Despite the high titers of anti-HA2 IgG, the HI titers were low in immunized mice. This is consistent with a previous study that showed that monoclonal antibody against the hemagglutinin stalk region did not have HI activity [28]. The lack of HI activity is not unexpected, as the antibody elicited by the HA2 protein binds to the hemagglutinin at a site distant from the receptor-binding site. Instead, antibody elicited by the HA2 vaccine should inhibit virus membrane fusion, although a recent study has shown that anti-HA2 antibody could enhance fusion activity [19]. Furthermore, the MN titers were also <10, as reported in a previous study [1]. However, the FFMN assay showed that immunization with our HA2 vaccine induced antibodies with neutralizing activity in the serum, suggesting the presence of low-level neutralizing activities that could not be detected by MN assay. The MN assay depends on the inhibition of viral replication, while the FFMN assay depends only on viral entry and nucleoprotein expression and is not affected by the later steps in the viral life cycle. Since the inhibition in the FFMN is not 100 % even for the 2-dose-imiquimod group, some cells become infected and are therefore able to produce sufficient numbers of virus particles to cause cytopathic effects. It is important to note that even low titers of neutralizing antibody can provide significant protection in mouse models [1, 27]. One possible reason for the ability of the HA2 vaccine to protect mice from lethal challenge is that the Fc portion of the anti-HA2 antibody could interact with Fc receptors for IgG and protect mice via antibody-dependent cellular cytotoxicity [7]. This is similar to what has been observed with vaccination based on the ectodomain of matrix protein 2 (M2e). M2e vaccination protects mice from lethal infection. Anti-M2e does not have neutralizing activity but acts via an Fc-dependent mechanism [10, 23].

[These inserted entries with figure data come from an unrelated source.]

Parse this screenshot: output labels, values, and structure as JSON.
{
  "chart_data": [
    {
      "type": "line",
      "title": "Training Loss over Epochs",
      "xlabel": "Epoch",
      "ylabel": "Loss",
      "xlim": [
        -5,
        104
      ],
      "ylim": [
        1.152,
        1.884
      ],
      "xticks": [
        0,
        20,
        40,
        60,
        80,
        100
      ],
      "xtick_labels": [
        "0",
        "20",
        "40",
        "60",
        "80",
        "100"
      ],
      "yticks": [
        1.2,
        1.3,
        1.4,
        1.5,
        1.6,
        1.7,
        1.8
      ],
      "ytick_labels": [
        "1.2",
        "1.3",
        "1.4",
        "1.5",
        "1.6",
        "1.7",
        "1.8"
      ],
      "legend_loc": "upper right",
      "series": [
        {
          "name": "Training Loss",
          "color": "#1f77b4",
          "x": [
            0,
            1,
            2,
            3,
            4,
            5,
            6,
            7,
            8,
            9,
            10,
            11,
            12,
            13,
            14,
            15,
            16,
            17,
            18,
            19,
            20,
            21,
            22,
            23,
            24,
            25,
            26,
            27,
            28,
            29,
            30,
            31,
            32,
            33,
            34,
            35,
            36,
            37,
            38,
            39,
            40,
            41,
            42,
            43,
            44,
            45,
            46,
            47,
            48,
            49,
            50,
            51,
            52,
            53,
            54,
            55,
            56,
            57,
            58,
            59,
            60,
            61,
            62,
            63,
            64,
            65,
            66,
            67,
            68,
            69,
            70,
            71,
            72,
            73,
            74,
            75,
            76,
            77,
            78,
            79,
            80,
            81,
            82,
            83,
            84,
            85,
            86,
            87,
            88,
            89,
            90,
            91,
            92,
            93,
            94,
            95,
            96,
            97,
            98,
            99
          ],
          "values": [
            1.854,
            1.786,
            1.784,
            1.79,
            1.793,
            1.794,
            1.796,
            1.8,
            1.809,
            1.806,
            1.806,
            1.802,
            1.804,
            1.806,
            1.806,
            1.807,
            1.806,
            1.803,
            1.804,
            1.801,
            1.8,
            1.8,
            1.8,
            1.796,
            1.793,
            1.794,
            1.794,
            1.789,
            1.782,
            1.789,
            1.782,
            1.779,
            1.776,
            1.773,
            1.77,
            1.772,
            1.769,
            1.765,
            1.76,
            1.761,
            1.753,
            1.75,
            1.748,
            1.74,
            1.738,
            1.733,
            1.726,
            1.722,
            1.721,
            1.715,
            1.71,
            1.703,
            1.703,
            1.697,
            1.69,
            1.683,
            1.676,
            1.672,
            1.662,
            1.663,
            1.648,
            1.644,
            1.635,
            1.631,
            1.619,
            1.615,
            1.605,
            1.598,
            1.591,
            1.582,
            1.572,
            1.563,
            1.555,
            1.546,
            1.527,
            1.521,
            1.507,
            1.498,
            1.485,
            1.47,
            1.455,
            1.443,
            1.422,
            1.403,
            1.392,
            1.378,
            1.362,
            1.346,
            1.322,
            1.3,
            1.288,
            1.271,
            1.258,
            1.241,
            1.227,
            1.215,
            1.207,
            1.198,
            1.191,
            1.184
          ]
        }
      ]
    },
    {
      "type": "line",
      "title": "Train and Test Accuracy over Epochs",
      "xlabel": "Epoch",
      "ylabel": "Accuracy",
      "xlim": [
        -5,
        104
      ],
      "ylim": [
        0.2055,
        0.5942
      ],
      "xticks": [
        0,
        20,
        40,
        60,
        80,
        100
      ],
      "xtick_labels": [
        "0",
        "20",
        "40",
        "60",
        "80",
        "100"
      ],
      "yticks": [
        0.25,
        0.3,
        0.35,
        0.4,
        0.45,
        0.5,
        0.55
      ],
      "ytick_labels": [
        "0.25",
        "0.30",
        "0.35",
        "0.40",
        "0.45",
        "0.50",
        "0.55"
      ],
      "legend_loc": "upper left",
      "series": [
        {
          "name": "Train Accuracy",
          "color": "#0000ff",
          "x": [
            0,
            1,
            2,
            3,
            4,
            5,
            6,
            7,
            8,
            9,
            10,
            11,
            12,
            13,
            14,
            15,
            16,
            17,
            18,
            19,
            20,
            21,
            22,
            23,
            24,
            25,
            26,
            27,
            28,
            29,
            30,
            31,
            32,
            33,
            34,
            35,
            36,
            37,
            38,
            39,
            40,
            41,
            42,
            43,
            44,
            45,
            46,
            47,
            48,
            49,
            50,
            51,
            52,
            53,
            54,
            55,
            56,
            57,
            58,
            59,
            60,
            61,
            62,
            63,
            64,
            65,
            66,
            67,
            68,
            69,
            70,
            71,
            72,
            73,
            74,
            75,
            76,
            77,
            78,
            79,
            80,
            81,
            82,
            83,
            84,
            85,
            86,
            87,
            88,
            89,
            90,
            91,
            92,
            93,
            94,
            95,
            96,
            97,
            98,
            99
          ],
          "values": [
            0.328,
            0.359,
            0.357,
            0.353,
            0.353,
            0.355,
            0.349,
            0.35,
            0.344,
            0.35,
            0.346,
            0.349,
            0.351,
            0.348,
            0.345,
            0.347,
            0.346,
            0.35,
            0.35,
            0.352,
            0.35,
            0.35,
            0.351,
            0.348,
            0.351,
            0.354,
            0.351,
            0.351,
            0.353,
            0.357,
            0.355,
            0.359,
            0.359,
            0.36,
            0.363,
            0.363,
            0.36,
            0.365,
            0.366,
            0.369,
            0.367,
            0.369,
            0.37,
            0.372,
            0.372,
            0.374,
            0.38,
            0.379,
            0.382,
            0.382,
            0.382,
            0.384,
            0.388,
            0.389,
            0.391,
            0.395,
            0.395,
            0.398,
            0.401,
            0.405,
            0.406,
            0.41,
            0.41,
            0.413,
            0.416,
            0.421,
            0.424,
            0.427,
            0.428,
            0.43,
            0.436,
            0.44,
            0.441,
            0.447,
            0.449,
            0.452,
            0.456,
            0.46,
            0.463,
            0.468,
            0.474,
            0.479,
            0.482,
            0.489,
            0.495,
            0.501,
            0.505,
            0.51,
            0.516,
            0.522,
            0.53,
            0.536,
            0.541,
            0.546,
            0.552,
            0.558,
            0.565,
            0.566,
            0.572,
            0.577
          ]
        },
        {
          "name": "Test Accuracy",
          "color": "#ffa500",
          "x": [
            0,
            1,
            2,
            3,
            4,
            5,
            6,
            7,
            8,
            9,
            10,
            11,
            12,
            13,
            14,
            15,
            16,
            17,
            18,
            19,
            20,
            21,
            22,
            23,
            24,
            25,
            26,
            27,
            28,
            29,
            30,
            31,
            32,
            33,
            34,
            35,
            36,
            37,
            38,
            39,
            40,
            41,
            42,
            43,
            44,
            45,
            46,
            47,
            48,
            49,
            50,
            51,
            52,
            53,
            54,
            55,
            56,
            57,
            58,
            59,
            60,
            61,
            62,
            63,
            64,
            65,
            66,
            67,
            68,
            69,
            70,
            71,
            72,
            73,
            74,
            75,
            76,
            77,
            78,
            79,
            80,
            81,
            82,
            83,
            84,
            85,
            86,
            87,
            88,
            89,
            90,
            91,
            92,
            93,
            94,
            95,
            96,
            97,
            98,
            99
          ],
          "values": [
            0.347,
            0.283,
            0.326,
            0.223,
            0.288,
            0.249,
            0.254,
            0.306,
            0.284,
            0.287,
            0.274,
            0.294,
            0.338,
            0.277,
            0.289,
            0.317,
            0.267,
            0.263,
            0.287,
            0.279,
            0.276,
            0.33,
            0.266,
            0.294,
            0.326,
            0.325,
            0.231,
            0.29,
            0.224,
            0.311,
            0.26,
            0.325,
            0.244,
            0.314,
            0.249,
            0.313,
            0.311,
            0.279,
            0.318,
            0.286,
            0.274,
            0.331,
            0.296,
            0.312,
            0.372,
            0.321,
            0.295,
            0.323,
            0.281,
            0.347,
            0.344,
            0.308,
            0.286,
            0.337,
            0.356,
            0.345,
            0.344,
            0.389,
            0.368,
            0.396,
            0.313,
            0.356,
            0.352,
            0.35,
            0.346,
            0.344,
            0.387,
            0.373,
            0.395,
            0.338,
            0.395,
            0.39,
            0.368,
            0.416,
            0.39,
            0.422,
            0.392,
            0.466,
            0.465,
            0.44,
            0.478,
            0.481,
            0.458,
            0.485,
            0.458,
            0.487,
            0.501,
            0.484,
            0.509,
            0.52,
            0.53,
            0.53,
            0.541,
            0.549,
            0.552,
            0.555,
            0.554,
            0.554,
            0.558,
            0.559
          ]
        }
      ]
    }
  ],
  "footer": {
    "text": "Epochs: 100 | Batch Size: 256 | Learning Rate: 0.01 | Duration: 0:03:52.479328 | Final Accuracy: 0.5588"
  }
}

Imiquimod is a TLR7 agonist and has been used successfully as an adjuvant for influenza vaccine, eliciting higher levels of serum IgG and neutralizing antibody titers in mice [39]. In that study, imiquimod alone without vaccine did not improve survival, suggesting that the benefit of imiquimod relies on the vaccine. In a double-blind randomized controlled trial, we have also shown that topical imiquimod can accelerate, enhance and prolong the immunogenicity of intradermal influenza vaccination in individuals with comorbidities [16]. TLR7 is a pathogen-recognition receptor that can sense viral genomic RNA. Stimulation of TLR7 triggers the signaling pathway, leading to an increase in inflammatory cytokines and type 1 interferons responsible for the antiviral response [18]. In our study, imiquimod boosted the anti-HA2 titer in both the 1-dose and 2-dose vaccine groups, although it was only statistically significant for the 1-dose groups. The higher anti-HA2 titers in the groups with imiquimod also correlated with better survival in the 1-dose-imiquimod group when compared to the 1-dose-no-adjuvant group. Therefore, imiquimod can effectively improve the efficacy of the one-dose vaccine.

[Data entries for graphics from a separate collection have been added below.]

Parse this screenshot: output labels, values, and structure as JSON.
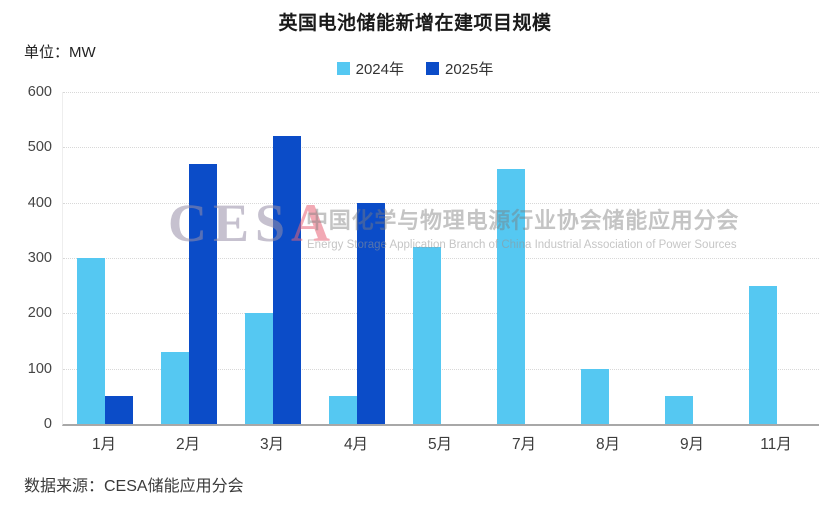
{
  "header": {
    "title": "英国电池储能新增在建项目规模",
    "unit_label": "单位：MW"
  },
  "legend": [
    {
      "label": "2024年",
      "color": "#55c8f2"
    },
    {
      "label": "2025年",
      "color": "#0b4cc8"
    }
  ],
  "chart_data": {
    "type": "bar",
    "title": "英国电池储能新增在建项目规模",
    "unit": "MW",
    "categories": [
      "1月",
      "2月",
      "3月",
      "4月",
      "5月",
      "7月",
      "8月",
      "9月",
      "11月"
    ],
    "series": [
      {
        "name": "2024年",
        "color": "#55c8f2",
        "values": [
          300,
          130,
          200,
          50,
          320,
          460,
          100,
          50,
          250
        ]
      },
      {
        "name": "2025年",
        "color": "#0b4cc8",
        "values": [
          50,
          470,
          520,
          400,
          null,
          null,
          null,
          null,
          null
        ]
      }
    ],
    "ylim": [
      0,
      600
    ],
    "ytick_step": 100,
    "grid": "dotted horizontal gridlines",
    "legend_position": "top center"
  },
  "watermark": {
    "logo_ces": "CES",
    "logo_a": "A",
    "cn": "中国化学与物理电源行业协会储能应用分会",
    "en": "Energy Storage Application Branch of China Industrial Association of Power Sources"
  },
  "footer": {
    "source": "数据来源：CESA储能应用分会"
  }
}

In the virus challenge study, there was an initial mean weight loss of 20 % in the immunized groups, although the weight loss was significantly less than that of non-immunized mice. Initial weight loss in vaccine studies for mice is commonly observed [22], and is related to the relatively high viral inoculum necessary for lethal infection. This is unlike the scenario in humans, where the inoculation dose would be expected to be much lower. Although the intraperitoneal route is not used for vaccination of humans, it is commonly used in mouse studies [13, 21]. We did not use the intramuscular route, because the large volume of vaccine and adjuvant causes leakage.

Conclusions

The 2013 A(H7N9) virus has caused widespread infection in China, and the number of infections increased rapidly during the winter season of 2013/2014. It is likely that A(H7N9) virus will continue to cause poultry-to-human epidemics. Our study showed that HA2-based vaccine together with imiquimod can improve survival of mice with A(H7N9) infection and should be further investigated for clinical trials in humans.